En milieu paysan de la commune de Danga-Gboudou, chasse, cueillette et agriculture sont donc étroitement complémentaires. Le calendrier annuel des activités des villageois montre bien qu'il s'agisse d'une véritable vie parallèle, volontairement ignorée par l'encadrement administratif. Or, le groupe villageois reste encore très attaché à cette activité et a besoin par conséquent d'espace pour l'exercer. La situation a changé depuis quelques décennies, à cause de la méconnaissance de la vie paysanne par l'administration qui a favorisé l'installation des éleveurs Mbororo dans l'espace de cueillette de la commune de Danga-Gboudou. Ceci a bouleversé l'organisation traditionnelle de l'espace, provoquant ainsi comme nous le verrons plus loin des heurts et des conflits.

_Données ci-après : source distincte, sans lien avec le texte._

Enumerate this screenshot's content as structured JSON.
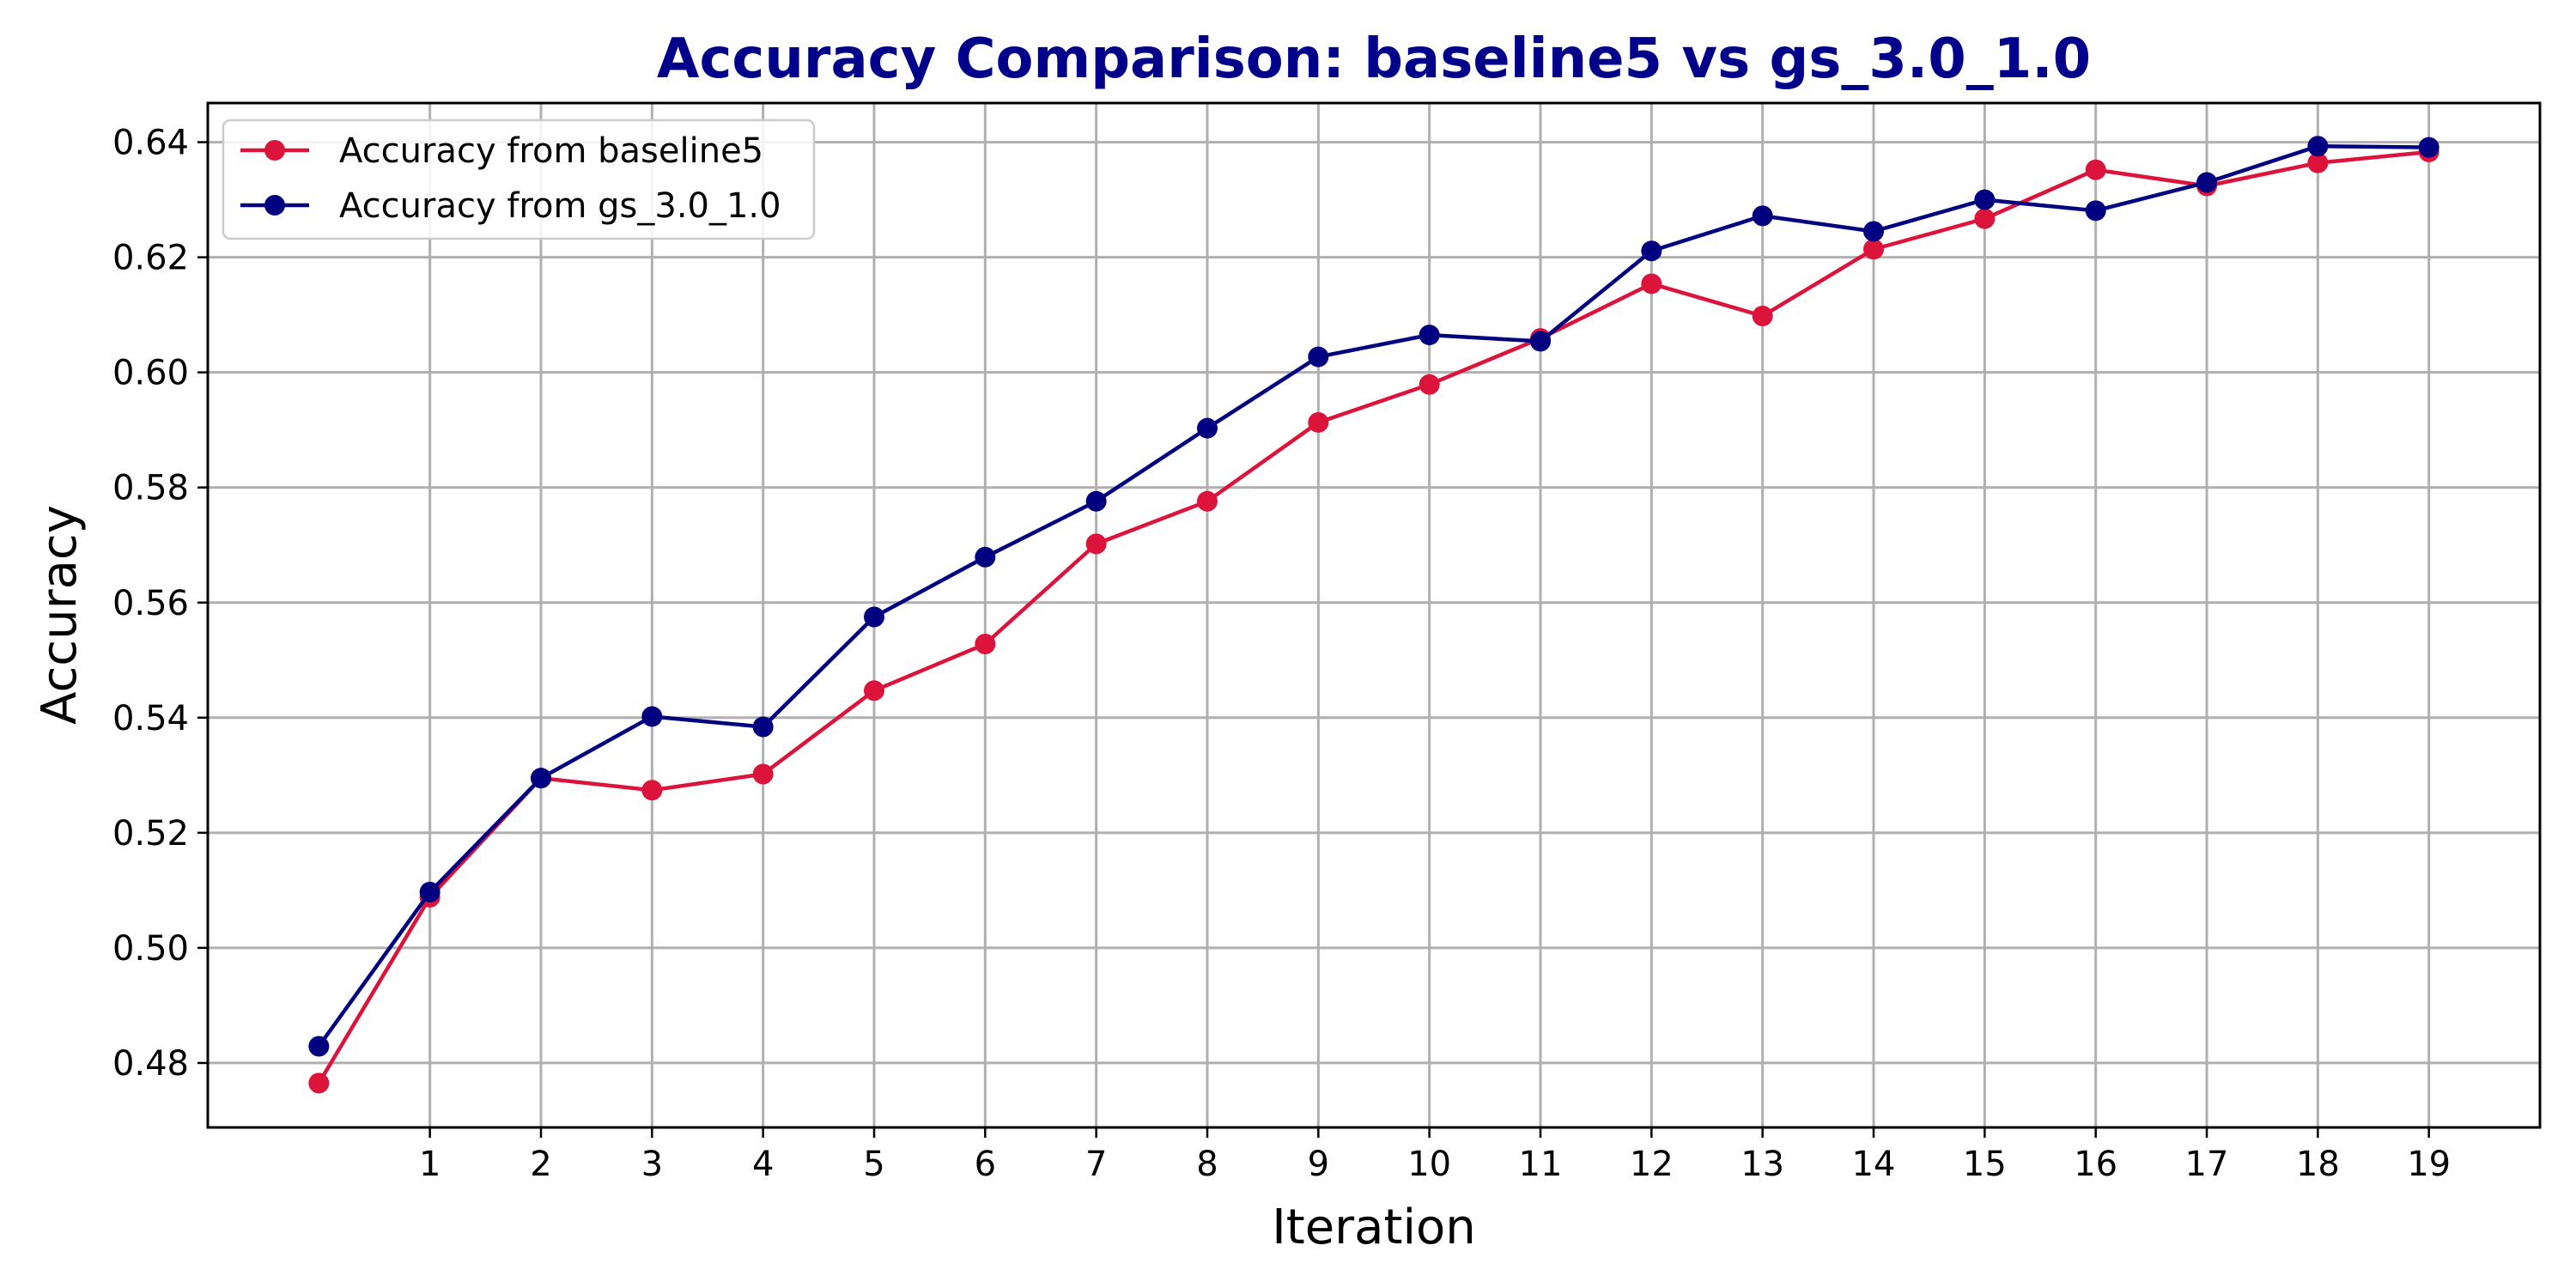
{
  "chart_data": {
    "type": "line",
    "title": "Accuracy Comparison: baseline5 vs gs_3.0_1.0",
    "title_color": "#00008B",
    "xlabel": "Iteration",
    "ylabel": "Accuracy",
    "xlim": [
      -1,
      20
    ],
    "ylim": [
      0.4688,
      0.6468
    ],
    "x_ticks": [
      1,
      2,
      3,
      4,
      5,
      6,
      7,
      8,
      9,
      10,
      11,
      12,
      13,
      14,
      15,
      16,
      17,
      18,
      19
    ],
    "y_ticks": [
      0.48,
      0.5,
      0.52,
      0.54,
      0.56,
      0.58,
      0.6,
      0.62,
      0.64
    ],
    "y_tick_labels": [
      "0.48",
      "0.50",
      "0.52",
      "0.54",
      "0.56",
      "0.58",
      "0.60",
      "0.62",
      "0.64"
    ],
    "grid": true,
    "legend_position": "top-left",
    "x": [
      0,
      1,
      2,
      3,
      4,
      5,
      6,
      7,
      8,
      9,
      10,
      11,
      12,
      13,
      14,
      15,
      16,
      17,
      18,
      19
    ],
    "series": [
      {
        "name": "Accuracy from baseline5",
        "color": "#DC143C",
        "marker": "circle",
        "values": [
          0.4765,
          0.5088,
          0.5295,
          0.5274,
          0.5302,
          0.5447,
          0.5528,
          0.5702,
          0.5776,
          0.5913,
          0.5979,
          0.6059,
          0.6154,
          0.6098,
          0.6214,
          0.6267,
          0.6352,
          0.6324,
          0.6364,
          0.6383
        ]
      },
      {
        "name": "Accuracy from gs_3.0_1.0",
        "color": "#000080",
        "marker": "circle",
        "values": [
          0.4829,
          0.5097,
          0.5295,
          0.5402,
          0.5384,
          0.5575,
          0.5679,
          0.5776,
          0.5903,
          0.6027,
          0.6065,
          0.6054,
          0.6211,
          0.6272,
          0.6245,
          0.63,
          0.6281,
          0.633,
          0.6393,
          0.6391
        ]
      }
    ]
  }
}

Comme le souligne Seignobos (op.cit), "l'un des véritables enjeux des ressources entre pasteurs Mbororo et cultivateurs-cueilleurs Banda, se situe largement aujourd'hui, au niveau politique". La prise en compte de ces pratiques s'impose, avant le dérèglement de certains biotopes, surtout si l'on veut aboutir à une meilleure gestion de l'espace dans cette région.